Entry from December 15, 2008

The New York Times obit told us she was “a legendary pinup girl whose photographs in the nude, in bondage and in naughty-but-nice poses appeared in men’s magazines and private stashes across America in the 1950s and set the stage for the sexual revolution of the rebellious ’60s.” The Times liked this formulation so well that it repeated it word-for-word in its helpful, illustrative “slideshow” of those “naughty-but-nice” poses. The Times of London must have been struck by a similar inspiration, noting only slightly more modestly that she “helped to set the stage for the sexual revolution of the 1960s,” while the London Daily Telegraph had it that “she emerged as a pivotal figure on the eve of the sexual revolution.” What journalistic instruments we have agree, it seems: the late Bettie Page was a progressive pioneer, a precursor if not the onlie begetter of the sexual revolution. Hooray!

But if you go so far in celebration, you have to go further, I think. Another of the New York Times’s captions tells us that “Bettie Page was the most famous pinup girl of the post-World War II era, a centerfold on a million locker doors and garage walls.” The other Times noted that “her saucy, come-hither image adorned the walls of countless student halls, garages, locker rooms and barracks,” while the Telegraph allowed as to how “provocative pictures of her in bikinis or sexy lingerie became hugely popular, tacked up on the walls of [what else?] locker rooms, student halls, offices and military barracks.” The Washington Post added that “Pinned on the walls of auto-repair shops, taped inside Army barracks footlockers or slipped between the pages of school textbooks, the come-hither photos of the raven-haired Ms. Page rivaled the popularity of blond beauties Marilyn Monroe and Jayne Mansfield.”

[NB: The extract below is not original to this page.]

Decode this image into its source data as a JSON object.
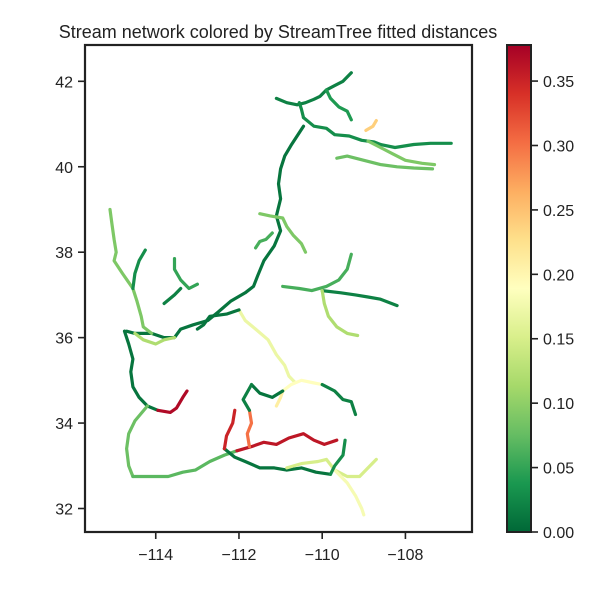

Um, excuse me for asking but is such catering to frankly expressed male lust for obviously commercial purposes a good thing then? In any other context, it’s hard to imagine that these highly respectable organs, especially The Washington Post and The New York Times — British journalists, more experienced at selling sex, are somewhat unreconstructed in this respect — would not have disapproved of this “objectivization” of a woman for sexual purposes. Yet it would seem that, as a stage along the way to a progressive development, just such objectivization becomes not just OK but something to be excited about. Maybe that pose in the altogether with a Santa hat for Playboy in 1955 was sexist by today’s standards, but at the time it was practically the shot heard round the world in a revolution that it is now OK, even mandatory to approve of.

And that, in turn, means that it is OK if not mandatory for us guys to admire 50-year old cheesecake, as they quaintly used to call it, as supplied by The New York Times — which, however, leaves out the Playboy pose along with (one supposes) some other naughty-but-nice ones that skewed to the naughty side. Even women are free to enjoy the stuff, so long as it is put in the context of a milestone on the road to sexual liberation. As Manohla Dargis, also in The New York Times, put it, “To look at these photographs is to enter another world. I don’t think for a minute it was a more innocent world, but it was one in which sexualized images of women, even trussed up in rope, seemed somehow, well, charming.”

Like the smash hit TV show, “Mad Men,” Miss Page’s “work” — a revival of interest in which during the last decade or so of her life gave her a comfortable retirement after some serious hardships — became an appeal to the sense of nostalgia of a generation raised on political correctness for a different sort of naughty-but-niceness. For the appalling “sexism” of “Mad Men” was part of a whole range of pre-revolutionary immorality or unhealthiness that for us is as much a forbidden pleasure as sex was for Bettie Page’s locker room fans. That show’s extra-marital sex may have been shameful but it was frankly enjoyed by both parties, as was their heavy drinking and smoking. We are excused to enjoy all three — and some other things as well — vicariously on the grounds that these people had not yet been enlightened, as we are enlightened, or had their revolutionary consciousness raised. The boundaries of the “transgressive” have been re-drawn for our time, but I wonder whether our enjoyment of crossing them with nostalgia as an excuse will ever prove as “charming” to our descendants as Bettie and her contemporary fans now do to us?